Saudi Public Investment Fund bonds were issued at a premium of 85 basis points over US Treasury bonds. Issued Public Investment Fund Saudi Arabia, the Kingdom’s sovereign wealth fund, issued seven-year dollar-denominated sukuk worth $2 billion after attracting more than $16 billion, as a bank document seen by Reuters showed.
The document stated that the sukuks were issued at a premium of 85 basis points over US Treasury bonds, which is less than the initial indicative price of 115 basis points over the bonds themselves after the offering received purchase orders worth more than $16 billion.
And join Public Investment Fund, along with the Kingdom’s government, last month led to a wave of bond issuance by emerging markets seeking to benefit from high demand for debt instruments before central banks cut interest rates expected later this year.

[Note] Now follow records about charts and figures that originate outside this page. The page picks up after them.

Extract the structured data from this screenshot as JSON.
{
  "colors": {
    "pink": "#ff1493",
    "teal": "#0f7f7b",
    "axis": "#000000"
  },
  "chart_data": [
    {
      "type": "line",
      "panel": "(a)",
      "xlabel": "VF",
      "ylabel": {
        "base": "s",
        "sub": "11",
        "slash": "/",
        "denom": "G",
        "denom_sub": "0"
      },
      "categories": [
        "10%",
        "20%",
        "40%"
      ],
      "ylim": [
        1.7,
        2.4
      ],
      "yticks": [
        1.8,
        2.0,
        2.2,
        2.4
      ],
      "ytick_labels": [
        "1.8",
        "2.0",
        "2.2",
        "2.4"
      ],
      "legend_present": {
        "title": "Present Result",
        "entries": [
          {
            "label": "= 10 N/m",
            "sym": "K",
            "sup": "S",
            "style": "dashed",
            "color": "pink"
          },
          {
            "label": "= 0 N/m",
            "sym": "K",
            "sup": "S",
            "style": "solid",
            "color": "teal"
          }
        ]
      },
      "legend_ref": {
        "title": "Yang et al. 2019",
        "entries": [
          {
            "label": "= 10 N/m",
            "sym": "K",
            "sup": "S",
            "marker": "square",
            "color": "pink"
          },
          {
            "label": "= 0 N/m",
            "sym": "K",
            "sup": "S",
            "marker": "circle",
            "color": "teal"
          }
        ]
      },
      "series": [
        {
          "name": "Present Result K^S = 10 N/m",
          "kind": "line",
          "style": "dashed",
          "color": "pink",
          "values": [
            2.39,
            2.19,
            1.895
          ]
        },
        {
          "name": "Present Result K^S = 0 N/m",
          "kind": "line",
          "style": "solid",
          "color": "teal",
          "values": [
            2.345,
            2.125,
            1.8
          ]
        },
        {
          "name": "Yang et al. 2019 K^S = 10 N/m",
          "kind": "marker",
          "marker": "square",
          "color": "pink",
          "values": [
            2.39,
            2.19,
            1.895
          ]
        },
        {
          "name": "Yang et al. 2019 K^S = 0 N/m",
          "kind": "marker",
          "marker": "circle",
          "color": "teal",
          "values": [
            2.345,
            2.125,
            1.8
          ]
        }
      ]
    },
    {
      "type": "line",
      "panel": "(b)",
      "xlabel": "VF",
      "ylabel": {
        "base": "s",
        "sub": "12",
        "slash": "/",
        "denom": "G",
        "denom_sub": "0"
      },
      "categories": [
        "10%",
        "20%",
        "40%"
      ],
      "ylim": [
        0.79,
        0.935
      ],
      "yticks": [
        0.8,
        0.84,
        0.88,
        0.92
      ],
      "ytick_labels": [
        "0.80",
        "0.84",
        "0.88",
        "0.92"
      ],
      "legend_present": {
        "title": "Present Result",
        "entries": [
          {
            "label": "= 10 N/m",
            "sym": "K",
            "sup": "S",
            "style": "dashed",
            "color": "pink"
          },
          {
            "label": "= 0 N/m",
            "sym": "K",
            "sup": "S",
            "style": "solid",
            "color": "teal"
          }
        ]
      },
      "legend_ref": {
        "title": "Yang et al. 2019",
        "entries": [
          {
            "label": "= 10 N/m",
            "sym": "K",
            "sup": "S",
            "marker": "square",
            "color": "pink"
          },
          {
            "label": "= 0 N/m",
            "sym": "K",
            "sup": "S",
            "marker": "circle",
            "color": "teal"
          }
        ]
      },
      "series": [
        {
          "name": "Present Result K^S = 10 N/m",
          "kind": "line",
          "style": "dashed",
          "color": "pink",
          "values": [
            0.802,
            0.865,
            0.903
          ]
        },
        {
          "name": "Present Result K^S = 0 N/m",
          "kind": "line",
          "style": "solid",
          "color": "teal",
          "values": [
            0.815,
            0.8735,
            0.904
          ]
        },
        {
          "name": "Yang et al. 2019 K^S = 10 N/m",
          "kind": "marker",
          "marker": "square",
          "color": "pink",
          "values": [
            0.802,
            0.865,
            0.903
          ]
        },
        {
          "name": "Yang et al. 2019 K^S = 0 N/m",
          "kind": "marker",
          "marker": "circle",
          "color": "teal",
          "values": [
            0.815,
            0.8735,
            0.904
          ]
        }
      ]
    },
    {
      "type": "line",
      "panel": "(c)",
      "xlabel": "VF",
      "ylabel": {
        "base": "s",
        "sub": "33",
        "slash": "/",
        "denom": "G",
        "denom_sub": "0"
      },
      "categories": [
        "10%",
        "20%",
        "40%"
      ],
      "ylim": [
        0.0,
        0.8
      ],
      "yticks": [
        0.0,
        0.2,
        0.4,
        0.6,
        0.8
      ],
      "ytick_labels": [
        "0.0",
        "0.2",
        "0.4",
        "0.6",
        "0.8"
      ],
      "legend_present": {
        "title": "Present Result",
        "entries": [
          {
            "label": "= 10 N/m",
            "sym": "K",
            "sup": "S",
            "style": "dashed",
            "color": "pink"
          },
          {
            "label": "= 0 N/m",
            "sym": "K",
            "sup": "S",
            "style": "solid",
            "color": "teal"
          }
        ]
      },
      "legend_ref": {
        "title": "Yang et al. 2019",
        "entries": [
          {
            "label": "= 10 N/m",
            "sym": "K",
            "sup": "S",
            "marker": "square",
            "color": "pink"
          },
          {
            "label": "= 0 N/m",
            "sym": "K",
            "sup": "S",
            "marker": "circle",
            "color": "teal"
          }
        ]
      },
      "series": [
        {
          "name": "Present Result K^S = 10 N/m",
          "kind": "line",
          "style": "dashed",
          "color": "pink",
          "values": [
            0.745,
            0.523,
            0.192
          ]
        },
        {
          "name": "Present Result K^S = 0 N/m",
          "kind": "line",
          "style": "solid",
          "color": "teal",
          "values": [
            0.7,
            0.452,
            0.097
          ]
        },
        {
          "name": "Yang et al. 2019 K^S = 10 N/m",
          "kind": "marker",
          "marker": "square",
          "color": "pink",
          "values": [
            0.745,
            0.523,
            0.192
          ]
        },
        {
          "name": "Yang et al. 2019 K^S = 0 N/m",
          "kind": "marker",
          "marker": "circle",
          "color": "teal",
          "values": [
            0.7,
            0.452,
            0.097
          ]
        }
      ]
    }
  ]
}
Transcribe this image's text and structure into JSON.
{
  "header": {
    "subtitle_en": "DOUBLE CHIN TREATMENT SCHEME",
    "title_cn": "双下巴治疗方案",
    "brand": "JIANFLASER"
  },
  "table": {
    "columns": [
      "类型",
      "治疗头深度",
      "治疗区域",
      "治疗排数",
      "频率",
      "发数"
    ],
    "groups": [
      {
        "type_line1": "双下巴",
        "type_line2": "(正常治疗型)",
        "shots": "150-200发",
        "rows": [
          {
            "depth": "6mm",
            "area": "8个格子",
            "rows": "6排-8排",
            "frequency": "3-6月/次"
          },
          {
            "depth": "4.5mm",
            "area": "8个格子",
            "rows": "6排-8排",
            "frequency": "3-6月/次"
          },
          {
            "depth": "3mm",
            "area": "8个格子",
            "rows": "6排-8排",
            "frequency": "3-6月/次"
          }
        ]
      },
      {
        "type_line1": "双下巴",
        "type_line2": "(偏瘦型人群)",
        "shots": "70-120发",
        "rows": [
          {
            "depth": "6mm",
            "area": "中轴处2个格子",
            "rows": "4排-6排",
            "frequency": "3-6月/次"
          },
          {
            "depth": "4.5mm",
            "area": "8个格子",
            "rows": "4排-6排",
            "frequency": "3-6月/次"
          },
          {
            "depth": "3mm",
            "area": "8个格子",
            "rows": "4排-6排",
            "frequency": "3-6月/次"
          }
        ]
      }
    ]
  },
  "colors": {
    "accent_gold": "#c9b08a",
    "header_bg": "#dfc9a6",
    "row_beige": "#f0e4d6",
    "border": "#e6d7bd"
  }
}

The fund raised $5 billion through the sale of conventional bonds in three tranches in January and $3.5 billion from the sale of sukuk in October.
The Public Investment Fund spent about a quarter of the total $124 billion spent by sovereign wealth funds around the world last year, according to a report issued in January by the Global SWF, which tracks these funds.
The Fund plans to increase the volume of its capital investment to $70 billion annually after 2025, compared to between $40 and $50 billion currently, according to what the Fund’s Governor, Yasser Al-Rumayyan, said last week in Miami, United States.